Two awards will study how liquids in the nucleus of our cells are organized into different droplets, akin to a microscopic lava lamp. These “phase separations” may influence everything from how the cell makes proteins to how cancer forms:
- Michael Rosen (University of Texas Southwestern Medical Center) will lead a project studying how liquids behave inside the nucleus. Recent research has found that, much like the separation of oil and vinegar in salad dressing, regions of the nucleus separate into unmixable liquid droplets known as biomolecular condensates. Rosen’s project will probe how these condensates come to be, what they look like in 3-D detail and how defects contribute to a rare type of cancer.
- Clodagh O’Shea (Salk Institute for Biological Studies) and her team have developed new technologies that reveal how a 6-foot-long stretch of human genomic DNA is compacted into the microscopic cell nucleus. Her team’s hypothesis is that in some regions of the nucleus, molecular chains take a liquid form that allows genes to be read out into their protein products, while in denser regions of the nucleus, those chains turn into gels that keep genes locked away and “silenced.” Liquid-to-gel state transitions may play a role in how cells respond to drugs, cancer-causing genes and viruses.
Two awards support research aimed at exploring the intersections between the brain and the immune system:
- Chenghua Gu (Harvard Medical School) will study the brain’s elaborate blood vessel system and how it mediates a biochemical dialogue that influences human health and brain disease.
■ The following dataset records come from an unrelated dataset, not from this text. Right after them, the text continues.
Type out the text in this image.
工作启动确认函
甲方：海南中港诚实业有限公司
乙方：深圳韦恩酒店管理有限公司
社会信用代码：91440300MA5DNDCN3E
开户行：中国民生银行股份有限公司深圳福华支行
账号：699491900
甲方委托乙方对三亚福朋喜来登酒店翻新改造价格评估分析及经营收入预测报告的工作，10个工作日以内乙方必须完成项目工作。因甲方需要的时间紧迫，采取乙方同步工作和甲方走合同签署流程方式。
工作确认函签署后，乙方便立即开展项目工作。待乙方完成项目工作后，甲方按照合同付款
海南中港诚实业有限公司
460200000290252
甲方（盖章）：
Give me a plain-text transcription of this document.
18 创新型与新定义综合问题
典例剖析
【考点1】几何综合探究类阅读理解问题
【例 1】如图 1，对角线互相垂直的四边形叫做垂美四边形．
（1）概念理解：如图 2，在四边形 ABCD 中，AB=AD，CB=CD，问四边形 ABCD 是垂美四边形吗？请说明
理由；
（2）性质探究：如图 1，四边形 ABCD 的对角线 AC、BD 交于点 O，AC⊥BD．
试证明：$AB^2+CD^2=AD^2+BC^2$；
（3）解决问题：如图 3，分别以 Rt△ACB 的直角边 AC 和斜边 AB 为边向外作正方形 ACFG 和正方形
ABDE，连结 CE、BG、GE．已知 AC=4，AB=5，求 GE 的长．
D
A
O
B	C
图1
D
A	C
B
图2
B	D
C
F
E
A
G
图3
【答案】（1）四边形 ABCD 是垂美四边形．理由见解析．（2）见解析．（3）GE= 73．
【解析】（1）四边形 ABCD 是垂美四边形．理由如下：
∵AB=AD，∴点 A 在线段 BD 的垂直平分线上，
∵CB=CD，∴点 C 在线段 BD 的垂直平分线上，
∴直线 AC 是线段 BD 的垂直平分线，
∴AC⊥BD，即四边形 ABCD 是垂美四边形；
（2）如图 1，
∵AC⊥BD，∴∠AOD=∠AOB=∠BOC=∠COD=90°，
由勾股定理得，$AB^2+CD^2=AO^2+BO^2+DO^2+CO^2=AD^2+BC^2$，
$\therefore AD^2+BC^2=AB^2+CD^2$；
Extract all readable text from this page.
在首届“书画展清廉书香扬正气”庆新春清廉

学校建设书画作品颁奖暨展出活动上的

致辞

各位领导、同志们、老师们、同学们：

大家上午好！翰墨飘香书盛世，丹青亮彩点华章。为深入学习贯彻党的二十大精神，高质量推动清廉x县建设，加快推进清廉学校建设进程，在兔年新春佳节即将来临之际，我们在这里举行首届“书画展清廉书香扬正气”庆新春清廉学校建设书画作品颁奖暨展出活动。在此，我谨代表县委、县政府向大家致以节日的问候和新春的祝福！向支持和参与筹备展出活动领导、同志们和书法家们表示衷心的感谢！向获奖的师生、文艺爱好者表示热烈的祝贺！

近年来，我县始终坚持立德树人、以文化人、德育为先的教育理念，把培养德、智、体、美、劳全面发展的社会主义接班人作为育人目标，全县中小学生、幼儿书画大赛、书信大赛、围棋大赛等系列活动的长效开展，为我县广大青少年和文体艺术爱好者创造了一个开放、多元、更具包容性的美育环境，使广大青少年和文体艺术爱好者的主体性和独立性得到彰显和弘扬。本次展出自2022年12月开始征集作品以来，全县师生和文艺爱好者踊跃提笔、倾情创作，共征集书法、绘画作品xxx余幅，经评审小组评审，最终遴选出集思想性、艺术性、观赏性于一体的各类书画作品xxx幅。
The study will focus on the specialized cells that line blood vessels, known as endothelial cells, and how they relay signals between the immune system and the brain.
- Henrique Veiga-Fernandes (Champalimaud Foundation) has pioneered studies on how the nervous system and the immune system interact throughout our body through his identification of specialized “units” of neuroimmune communication in the gut, lungs, fat and skin. Now, he and his research team will develop new techniques to measure how neurons and immune cells interact and influence each other throughout the body.
Astrocytes and Alzheimer’s
One award looks at astrocytes, a type of brain cell that may play an important role in Alzheimer’s disease.:
- Baljit Khakh (UCLA) and his team will tackle the first systematic characterization of astrocytes, study how these cells influence neuron activity, and explore how astrocyte function is altered in a mouse model of Alzheimer’s disease. Khakh’s study could uncover new therapeutic targets for this devastating neurological disorder.
Development and aging
One award delves into the potential links between embryonic development and aging.:
- Marc Kirschner (Harvard Medical School) and his colleagues are taking a big-picture approach to understanding the biology of early development and of aging, two processes that bookend the lives of all living creatures. Kirschner aims to use systems biology and machine learning approaches to uncover the cellular circuitry that drives each process, and to better understand where they might overlap. The experimental model for this project will be the small crustacean Daphnia magna, also known as the water flea.